To further analyze the effect of the AECMD algorithm on the performance of meteorological data reduction, the precipitation properties of the data set are reduced with the rough set attribute reduction algorithm based on the Tabu Discrete Particle Swarm Optimization [10, 3539] (TSDPSO-AR) algorithm. To compare the performance of reduction, the classification of every reduction attribute subset is carried out in the KNN (k-Nearest Neighbor, K=3) classifier. The training data and test data were carried out at a 4:1 ratio. To avoid contingency, cross-operations are used to calculate the accuracy of the precipitation prediction. The average optimal subset and prediction results are shown in Tables 4 and 5, respectively.

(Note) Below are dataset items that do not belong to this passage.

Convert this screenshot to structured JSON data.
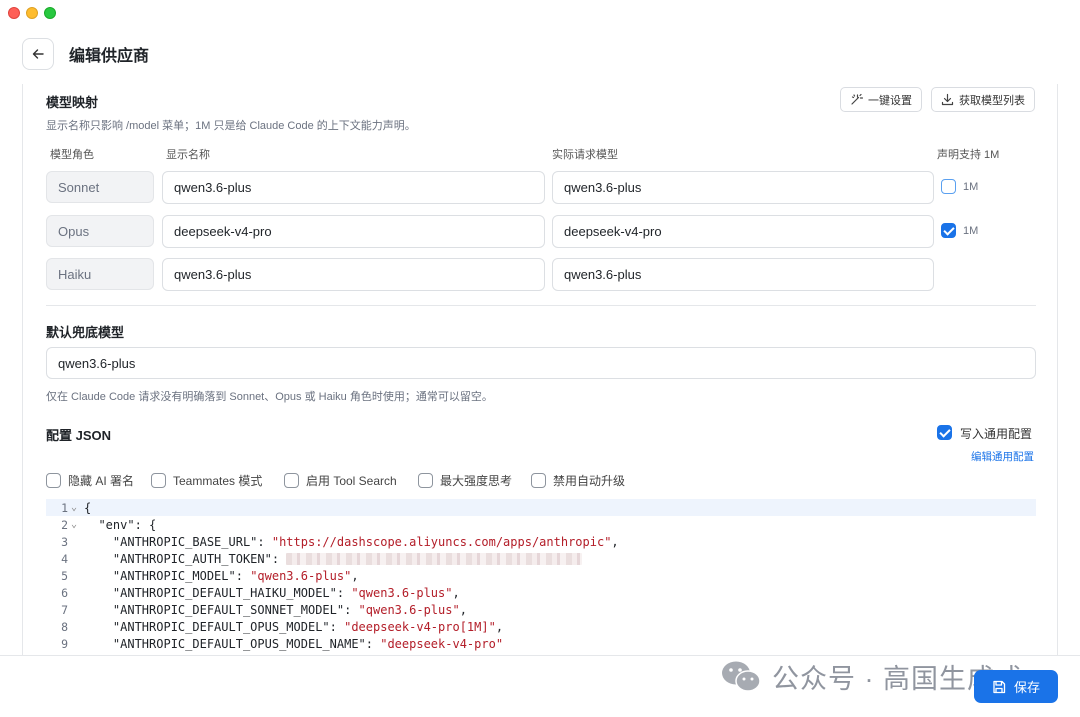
{
  "window": {
    "title": "编辑供应商"
  },
  "model_mapping": {
    "title": "模型映射",
    "hint": "显示名称只影响 /model 菜单；1M 只是给 Claude Code 的上下文能力声明。",
    "one_click_label": "一键设置",
    "fetch_list_label": "获取模型列表",
    "columns": {
      "role": "模型角色",
      "display": "显示名称",
      "actual": "实际请求模型",
      "support_1m": "声明支持 1M"
    },
    "rows": [
      {
        "role": "Sonnet",
        "display": "qwen3.6-plus",
        "actual": "qwen3.6-plus",
        "m1_label": "1M",
        "m1_checked": false
      },
      {
        "role": "Opus",
        "display": "deepseek-v4-pro",
        "actual": "deepseek-v4-pro",
        "m1_label": "1M",
        "m1_checked": true
      },
      {
        "role": "Haiku",
        "display": "qwen3.6-plus",
        "actual": "qwen3.6-plus"
      }
    ]
  },
  "fallback": {
    "title": "默认兜底模型",
    "value": "qwen3.6-plus",
    "hint": "仅在 Claude Code 请求没有明确落到 Sonnet、Opus 或 Haiku 角色时使用；通常可以留空。"
  },
  "config_json": {
    "title": "配置 JSON",
    "write_common_label": "写入通用配置",
    "write_common_checked": true,
    "edit_common_link": "编辑通用配置",
    "options": [
      {
        "label": "隐藏 AI 署名",
        "checked": false
      },
      {
        "label": "Teammates 模式",
        "checked": false
      },
      {
        "label": "启用 Tool Search",
        "checked": false
      },
      {
        "label": "最大强度思考",
        "checked": false
      },
      {
        "label": "禁用自动升级",
        "checked": false
      }
    ],
    "lines": [
      {
        "num": "1",
        "fold": "⌄",
        "indent": "",
        "key": "{",
        "value": "",
        "tail": ""
      },
      {
        "num": "2",
        "fold": "⌄",
        "indent": "  ",
        "key": "\"env\": {",
        "value": "",
        "tail": ""
      },
      {
        "num": "3",
        "fold": "",
        "indent": "    ",
        "key": "\"ANTHROPIC_BASE_URL\": ",
        "value": "\"https://dashscope.aliyuncs.com/apps/anthropic\"",
        "tail": ","
      },
      {
        "num": "4",
        "fold": "",
        "indent": "    ",
        "key": "\"ANTHROPIC_AUTH_TOKEN\": ",
        "value": "",
        "tail": "",
        "redacted": true
      },
      {
        "num": "5",
        "fold": "",
        "indent": "    ",
        "key": "\"ANTHROPIC_MODEL\": ",
        "value": "\"qwen3.6-plus\"",
        "tail": ","
      },
      {
        "num": "6",
        "fold": "",
        "indent": "    ",
        "key": "\"ANTHROPIC_DEFAULT_HAIKU_MODEL\": ",
        "value": "\"qwen3.6-plus\"",
        "tail": ","
      },
      {
        "num": "7",
        "fold": "",
        "indent": "    ",
        "key": "\"ANTHROPIC_DEFAULT_SONNET_MODEL\": ",
        "value": "\"qwen3.6-plus\"",
        "tail": ","
      },
      {
        "num": "8",
        "fold": "",
        "indent": "    ",
        "key": "\"ANTHROPIC_DEFAULT_OPUS_MODEL\": ",
        "value": "\"deepseek-v4-pro[1M]\"",
        "tail": ","
      },
      {
        "num": "9",
        "fold": "",
        "indent": "    ",
        "key": "\"ANTHROPIC_DEFAULT_OPUS_MODEL_NAME\": ",
        "value": "\"deepseek-v4-pro\"",
        "tail": ""
      }
    ]
  },
  "footer": {
    "save_label": "保存",
    "watermark": "公众号 · 高国生成式"
  },
  "colors": {
    "accent": "#1a73e8",
    "string": "#b31d28"
  }
}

Combined with Tables 3 and 4, we can find that the classification ability of the AECMD algorithm is stronger than that of the other two algorithms. The AECMD algorithm improves the search ability of the algorithm by improving the genetic operators and improves the convergence speed of the algorithm with an elitist strategy. It can also be found that the accuracy of precipitation prediction is high for the no rain and light rain categories, and the accuracy of the prediction decreases with the increase in rainfall level. This is due to the uneven data distribution for different levels of rainfall. With the increase in rainfall grade, the number of corresponding samples is greatly reduced. At this time, a wrong prediction may have a greater impact on the accuracy of the classification; therefore, the corresponding prediction accuracy is also low.

5. Conclusion

In this paper, the crossover operator and mutation operator of the adaptive prediction algorithm are improved, and the evolutionary population is divided into two subgroups. One subpopulation improves the convergence speed by using the elite-assisted cross-operation. The other subpopulation maintains the population diversity in the evolutionary process by introducing a random population, and the two subpopulations are coevolved and complete the iterative operation. Finally, an elitist strategy based on the coevolution mechanism of the genetic algorithm, combined with attribute reduction, is used to complete the precipitation reduction operation and improve the reduction performance of the meteorological data.

Data Availability

The data used to support the findings of this study are available from the corresponding author upon request.

Conflicts of Interest

The authors declare that they have no conflicts of interest.

Acknowledgments

This work was supported by the National Natural Science Foundation of China (61402236, 61373064, 61472024, and U1433203), the CERNET Innovation Project (NGII20160318), and the Jiangsu Province “Six talent peaks project in Jiangsu Province” (2015-DZXX-015).